Brutalität löst die sozialen Probleme des Landes nicht.

Ein Aufatmen ging 1987 durch Tunesien, als der damalige Ministerpräsident Zine al-Abidine Ben Ali den greisen Staatspräsidenten Habib Bourguiba absetzte. Bourguiba, der Vater der tunesischen Unabhängigkeit, hatte das Land 30 Jahre mit autoritärer Härte regiert und 1984 die "Brotunruhen" blutig niederschlagen lassen. 84 Menschen starben, fast 600 wurden verletzt.
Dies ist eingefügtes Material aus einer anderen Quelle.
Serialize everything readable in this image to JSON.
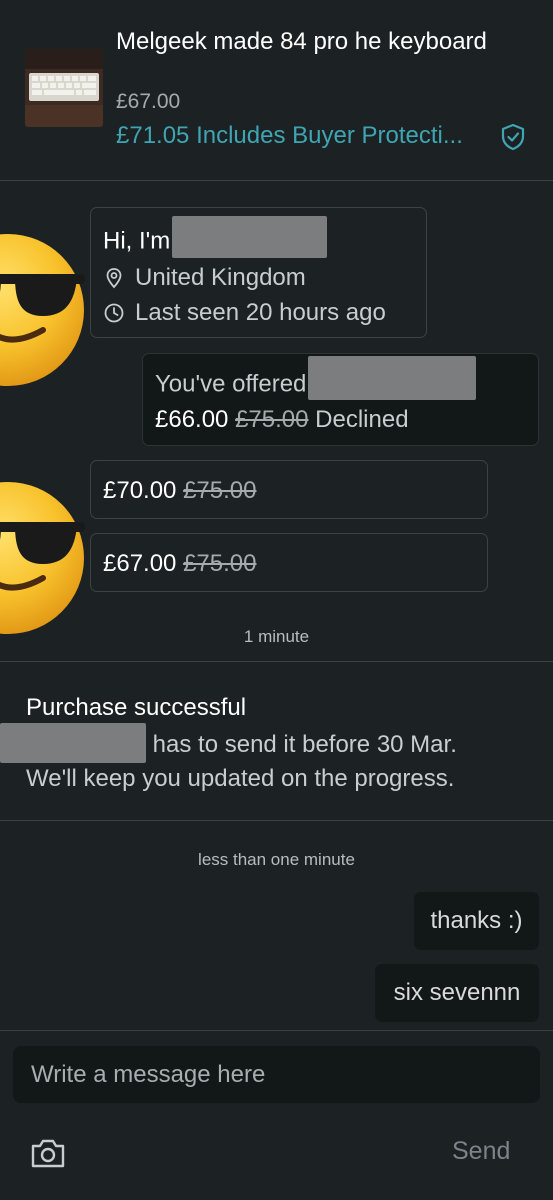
{
  "item": {
    "title": "Melgeek made 84 pro he keyboard",
    "price": "£67.00",
    "total": "£71.05 Includes Buyer Protecti...",
    "accent": "#3fa5b2"
  },
  "profile": {
    "greeting": "Hi, I'm",
    "location": "United Kingdom",
    "last_seen": "Last seen 20 hours ago"
  },
  "offer": {
    "prefix": "You've offered",
    "new_price": "£66.00",
    "old_price": "£75.00",
    "status": "Declined"
  },
  "counter_offers": [
    {
      "price": "£70.00",
      "old_price": "£75.00"
    },
    {
      "price": "£67.00",
      "old_price": "£75.00"
    }
  ],
  "time_1": "1 minute",
  "purchase": {
    "title": "Purchase successful",
    "line1": "has to send it before 30 Mar.",
    "line2": "We'll keep you updated on the progress."
  },
  "time_2": "less than one minute",
  "messages": [
    "thanks :)",
    "six sevennn"
  ],
  "composer": {
    "placeholder": "Write a message here",
    "send_label": "Send",
    "camera_icon": "camera-icon"
  }
}
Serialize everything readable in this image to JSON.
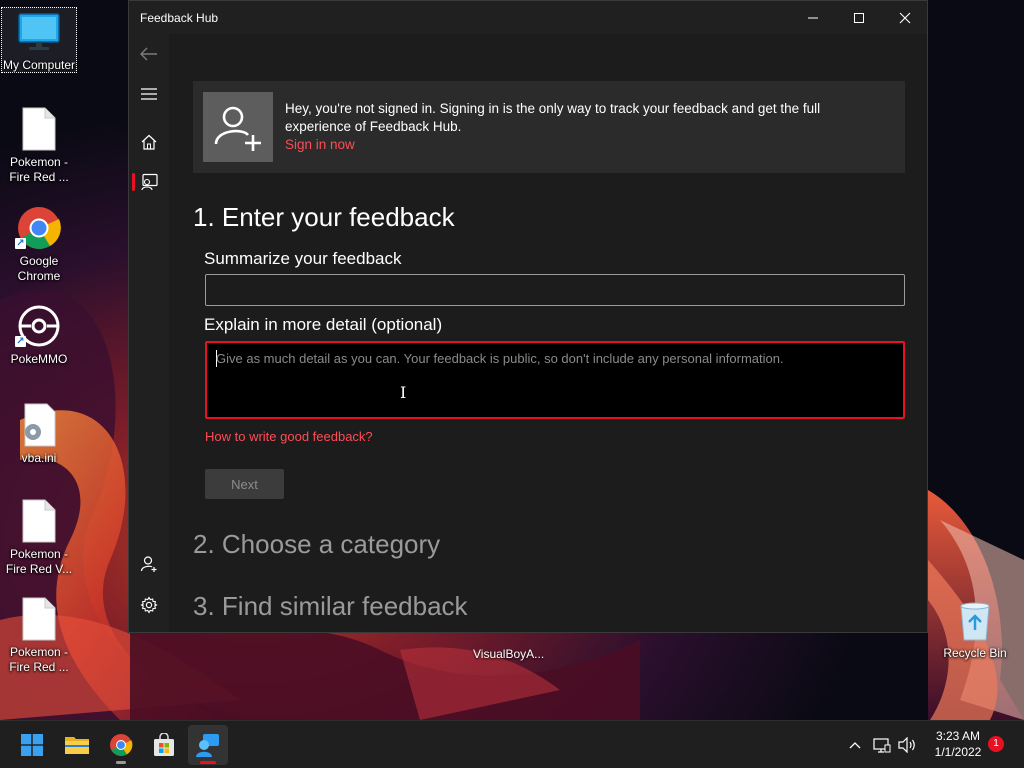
{
  "desktop": {
    "icons": [
      {
        "label": "My Computer"
      },
      {
        "label": "Pokemon - Fire Red ..."
      },
      {
        "label": "Google Chrome"
      },
      {
        "label": "PokeMMO"
      },
      {
        "label": "vba.ini"
      },
      {
        "label": "Pokemon - Fire Red V..."
      },
      {
        "label": "Pokemon - Fire Red ..."
      }
    ],
    "visualboy_label": "VisualBoyA...",
    "recycle_bin_label": "Recycle Bin"
  },
  "window": {
    "title": "Feedback Hub",
    "banner": {
      "message": "Hey, you're not signed in. Signing in is the only way to track your feedback and get the full experience of Feedback Hub.",
      "signin_link": "Sign in now"
    },
    "step1_heading": "1. Enter your feedback",
    "summary_label": "Summarize your feedback",
    "summary_value": "",
    "detail_label": "Explain in more detail (optional)",
    "detail_placeholder": "Give as much detail as you can. Your feedback is public, so don't include any personal information.",
    "help_link": "How to write good feedback?",
    "next_button": "Next",
    "step2_heading": "2. Choose a category",
    "step3_heading": "3. Find similar feedback"
  },
  "taskbar": {
    "clock_time": "3:23 AM",
    "clock_date": "1/1/2022",
    "notification_count": "1"
  },
  "colors": {
    "accent": "#e81123",
    "link": "#ff4c57",
    "window_bg": "#202020",
    "content_bg": "#1c1c1c"
  }
}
Und nun war er viel zu senil geworden, um Tunesien in die Zukunft führen zu können.

Ein Vierteljahrhundert später scheint sich die Geschichte zu wiederholen. Nur diesmal ist es Bourguibas Amtsnachfolger al-Abidine selber, der vom Volk als halsstarriger Despot attackiert wird und der seine Sicherheitskräfte in die protestierende Menge feuern lässt.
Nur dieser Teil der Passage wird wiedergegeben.